We believe all digital economy and broadband econometrics and research efforts should be organized at a regional level within a global dynamic. This takes into account the new information needs described above, while leveraging new data collection tools, and addresses the information and statistical shortcomings identified earlier.

To accomplish this, we introduce the concept of the Broadband Research and Innovation Network (BRaIN): a broadband and digital economy research, planning and monitoring research center with a regional planning development focus, aimed at providing elected officials, public policy makers and regional planners with the information they require to make decisions relative to the development of the Digital economy.

The Broadband Research and Innovation Network (BRaIN) will enhance the traditional research center model by adding action-driven information gathering efforts. Research projects would bring together hands-on, micro level understanding of actual needs and practices with a socio-economic dimension, action-focus goals and deliverables meant to be used in local planning and economic development.

BRaIN will also enable public decision makers to take advantage of economies of scale and scope for planning and network roll-outs.


Macro is no longer sufficient

The impact and usage data needed to help decision makers in their planning and monitoring efforts can be obtained either at the macro or micro level. BRaIN aims to combine both approaches:

  • The macro approach: This approach includes looking at available regional statistical information, and making projections based on traditional economic multipliers. That “macro” approach is only possible if the geographically pertinent statistics are available, and if the appropriate multipliers also exist. However, it is increasingly clear that the existing statistical information is rarely available both at the “granular” level, and in the format required for efficient regional development and infrastructure planning and monitoring. Hence, the need to incorporate a micro level dimension to the approach.
  • Using the road analogy, the micro approach consists in quantifying expected benefits of the projected access road by asking residents and local businesses about their “road usage” habits: How many miles do they currently travel to go downtown, to school, to their place of employment. What they would do differently if a new access road was built. What would be the expected benefits; e.g., 1 hour daily and 15 miles saved weekdays by a typical employee residing in the area? This information can then be translated into economic terms, and even sustainable environment terms.

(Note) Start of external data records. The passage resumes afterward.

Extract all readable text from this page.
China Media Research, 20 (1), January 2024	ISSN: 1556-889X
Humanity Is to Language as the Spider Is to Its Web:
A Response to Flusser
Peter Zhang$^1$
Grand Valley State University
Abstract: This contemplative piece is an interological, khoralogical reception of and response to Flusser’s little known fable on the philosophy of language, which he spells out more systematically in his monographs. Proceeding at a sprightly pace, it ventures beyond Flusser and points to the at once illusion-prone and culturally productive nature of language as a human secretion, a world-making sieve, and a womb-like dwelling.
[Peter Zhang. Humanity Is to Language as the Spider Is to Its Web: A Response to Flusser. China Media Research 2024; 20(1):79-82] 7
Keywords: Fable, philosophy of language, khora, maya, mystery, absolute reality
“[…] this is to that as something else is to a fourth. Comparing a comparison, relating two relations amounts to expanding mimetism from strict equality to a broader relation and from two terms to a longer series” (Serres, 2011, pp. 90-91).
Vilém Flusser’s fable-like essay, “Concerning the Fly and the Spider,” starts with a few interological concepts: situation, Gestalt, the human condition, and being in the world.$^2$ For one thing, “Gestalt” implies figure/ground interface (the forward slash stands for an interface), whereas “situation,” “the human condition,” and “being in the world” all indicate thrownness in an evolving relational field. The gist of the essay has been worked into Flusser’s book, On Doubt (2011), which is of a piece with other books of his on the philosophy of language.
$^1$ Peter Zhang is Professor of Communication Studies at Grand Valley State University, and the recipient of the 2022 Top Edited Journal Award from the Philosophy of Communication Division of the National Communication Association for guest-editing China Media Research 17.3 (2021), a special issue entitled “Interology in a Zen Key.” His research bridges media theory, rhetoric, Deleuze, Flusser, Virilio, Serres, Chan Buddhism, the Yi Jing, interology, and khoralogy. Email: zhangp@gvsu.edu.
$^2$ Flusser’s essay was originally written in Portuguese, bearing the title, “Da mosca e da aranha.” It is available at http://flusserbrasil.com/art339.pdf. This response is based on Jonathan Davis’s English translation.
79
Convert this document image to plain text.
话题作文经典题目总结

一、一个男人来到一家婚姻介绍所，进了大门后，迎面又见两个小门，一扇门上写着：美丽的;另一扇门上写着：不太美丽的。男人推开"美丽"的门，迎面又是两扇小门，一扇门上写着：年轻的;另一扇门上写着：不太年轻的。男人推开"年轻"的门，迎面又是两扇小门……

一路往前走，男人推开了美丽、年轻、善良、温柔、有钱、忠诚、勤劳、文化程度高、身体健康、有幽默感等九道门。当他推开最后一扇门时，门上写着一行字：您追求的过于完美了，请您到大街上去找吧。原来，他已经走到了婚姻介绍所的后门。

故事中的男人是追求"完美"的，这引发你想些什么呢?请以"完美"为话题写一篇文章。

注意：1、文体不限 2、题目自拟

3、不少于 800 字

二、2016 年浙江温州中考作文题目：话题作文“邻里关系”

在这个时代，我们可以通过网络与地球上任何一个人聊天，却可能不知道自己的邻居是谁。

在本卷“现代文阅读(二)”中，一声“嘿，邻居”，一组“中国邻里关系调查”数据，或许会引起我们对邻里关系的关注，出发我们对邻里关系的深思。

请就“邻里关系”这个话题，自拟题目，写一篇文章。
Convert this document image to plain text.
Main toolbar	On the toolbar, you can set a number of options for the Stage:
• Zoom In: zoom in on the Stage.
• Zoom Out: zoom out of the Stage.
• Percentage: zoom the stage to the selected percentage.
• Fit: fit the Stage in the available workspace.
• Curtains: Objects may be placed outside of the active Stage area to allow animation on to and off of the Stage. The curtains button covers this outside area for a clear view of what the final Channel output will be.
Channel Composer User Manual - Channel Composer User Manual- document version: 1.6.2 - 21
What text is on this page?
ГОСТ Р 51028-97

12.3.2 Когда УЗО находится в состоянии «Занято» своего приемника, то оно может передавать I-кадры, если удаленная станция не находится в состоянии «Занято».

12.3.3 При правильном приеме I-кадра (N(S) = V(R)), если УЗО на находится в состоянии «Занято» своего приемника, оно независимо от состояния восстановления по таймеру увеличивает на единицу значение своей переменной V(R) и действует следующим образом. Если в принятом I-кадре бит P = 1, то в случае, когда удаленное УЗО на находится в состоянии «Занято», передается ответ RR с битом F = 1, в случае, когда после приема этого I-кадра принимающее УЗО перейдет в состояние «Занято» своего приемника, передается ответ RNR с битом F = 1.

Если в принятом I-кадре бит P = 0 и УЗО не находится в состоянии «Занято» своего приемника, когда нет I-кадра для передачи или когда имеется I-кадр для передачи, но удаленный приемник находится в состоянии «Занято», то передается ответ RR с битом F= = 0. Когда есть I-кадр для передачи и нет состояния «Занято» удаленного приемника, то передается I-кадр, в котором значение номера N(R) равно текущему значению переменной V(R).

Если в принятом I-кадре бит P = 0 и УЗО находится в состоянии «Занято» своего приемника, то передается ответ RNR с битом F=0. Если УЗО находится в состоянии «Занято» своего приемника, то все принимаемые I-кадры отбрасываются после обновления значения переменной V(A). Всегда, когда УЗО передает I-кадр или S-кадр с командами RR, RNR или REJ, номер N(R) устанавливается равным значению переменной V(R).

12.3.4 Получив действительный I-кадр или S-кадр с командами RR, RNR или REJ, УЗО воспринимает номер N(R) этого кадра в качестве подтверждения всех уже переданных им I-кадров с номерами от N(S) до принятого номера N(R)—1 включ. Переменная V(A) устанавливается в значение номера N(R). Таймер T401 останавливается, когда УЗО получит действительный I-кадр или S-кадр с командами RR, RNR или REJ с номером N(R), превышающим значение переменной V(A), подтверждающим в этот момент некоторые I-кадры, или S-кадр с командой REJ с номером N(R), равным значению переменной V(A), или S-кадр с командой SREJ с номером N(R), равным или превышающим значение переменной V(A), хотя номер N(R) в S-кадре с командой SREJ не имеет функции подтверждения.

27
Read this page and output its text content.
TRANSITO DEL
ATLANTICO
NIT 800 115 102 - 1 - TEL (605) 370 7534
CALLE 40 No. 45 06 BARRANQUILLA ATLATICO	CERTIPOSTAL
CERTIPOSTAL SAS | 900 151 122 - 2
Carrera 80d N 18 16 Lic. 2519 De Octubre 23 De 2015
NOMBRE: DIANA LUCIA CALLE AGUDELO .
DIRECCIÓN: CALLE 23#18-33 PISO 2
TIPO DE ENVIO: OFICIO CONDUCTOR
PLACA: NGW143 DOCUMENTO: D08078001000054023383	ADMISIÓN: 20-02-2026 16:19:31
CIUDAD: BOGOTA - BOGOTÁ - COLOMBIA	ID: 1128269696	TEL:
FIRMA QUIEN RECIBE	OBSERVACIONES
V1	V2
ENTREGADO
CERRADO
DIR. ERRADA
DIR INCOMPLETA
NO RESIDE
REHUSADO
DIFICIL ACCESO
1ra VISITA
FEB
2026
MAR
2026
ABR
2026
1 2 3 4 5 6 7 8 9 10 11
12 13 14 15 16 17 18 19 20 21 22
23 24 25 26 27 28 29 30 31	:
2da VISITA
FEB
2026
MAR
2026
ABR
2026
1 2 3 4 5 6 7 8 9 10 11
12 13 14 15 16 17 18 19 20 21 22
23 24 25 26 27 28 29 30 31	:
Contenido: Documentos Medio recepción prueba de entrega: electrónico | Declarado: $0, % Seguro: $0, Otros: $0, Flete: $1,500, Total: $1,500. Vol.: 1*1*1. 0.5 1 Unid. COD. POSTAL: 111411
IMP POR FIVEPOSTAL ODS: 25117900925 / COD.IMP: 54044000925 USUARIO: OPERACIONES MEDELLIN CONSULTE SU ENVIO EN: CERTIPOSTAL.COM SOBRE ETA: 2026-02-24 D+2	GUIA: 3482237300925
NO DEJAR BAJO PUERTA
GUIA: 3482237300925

An all encompassing, cost effective web-based approach

BRaIN will enable decision-makers to develop a “micro/macro” ,three-step approach by incorporating e-solution utilization intelligence in digital economic development strategies:

  • Devise the initial strategy informed by macro level intelligence and thinking
  • Test the strategy “on the ground” using micro level intelligence to fine-tune
  • Conduct iterative reassessments in order to make the necessary adjustments

This route is expensive if traditional tools are used to gather micro data about how people, businesses and organizations take advantage of the broadband-enabled connectivity. The high cost of face-to-face or on the phone interviews makes such an approach non-sustainable, leading to at best one-off data collection efforts. Therefore, to gather and to “accumulate real time data [about e-solutions utilization] that can be brought in, processed, cut in different ways, shared with the public ” by taking advantage of improved broadband connectivity is significantly more cost effective.

In other words: by relying mainly on online survey platforms, and by building “ongoing relationships” with a large number of people and organizations using ICT and e-solutions, it is now possible to obtain almost real time data and information, in an extremely cost efficient manner. That is precisely what BRaIN is all about: using digital economy tools and techniques to gather intelligence about how the digital economy impacts economic development at regional/local level.

Pooling of resources and economies of scale

Economies of scale

Measuring broadband-enabled digital economy benefits and using measures and analysis for planning and monitoring purposes in a traditional way can only be done by conducting multiple, parallel, local/micro level impact assessment studies. This involves drafting questions, interviewing people, analyzing the econometrics setting priorities and incorporating them into the plan. Each step carries its own fixed costs. Hence, to taking advantage of economies of scale it makes sense to coordinate these steps cooperatively as part of BRaIN at the most appropriate regional level

Pooling of resources

The pooling of an extended human knowledge base through collaborative networks across various regional entities and across various disciplines has huge potential benefit to all participants All participants would both contributing to, and drawing from, pooled data research and analysis resources and results: the whole becomes greater than the sum of the parts. In fact, some of those parts would simply not happen without the economies of scale as participants would not engage in this type of data gathering and analysis on their own.

The inherent consistency of approach and data collection across regions and over time is valuable by itself. Because local area profiles can be categorized, and also compared and benchmarked, BRaIN will make it possible to use and extrapolate specific results across neighborhoods; or in areas with comparable characteristics in other areas generating further added value and cost savings. Finally, BRaIN regional approach will also allow trans-sector comparisons which will enable decision-makers more efficiently identify usage gaps and refine the regional development planning process.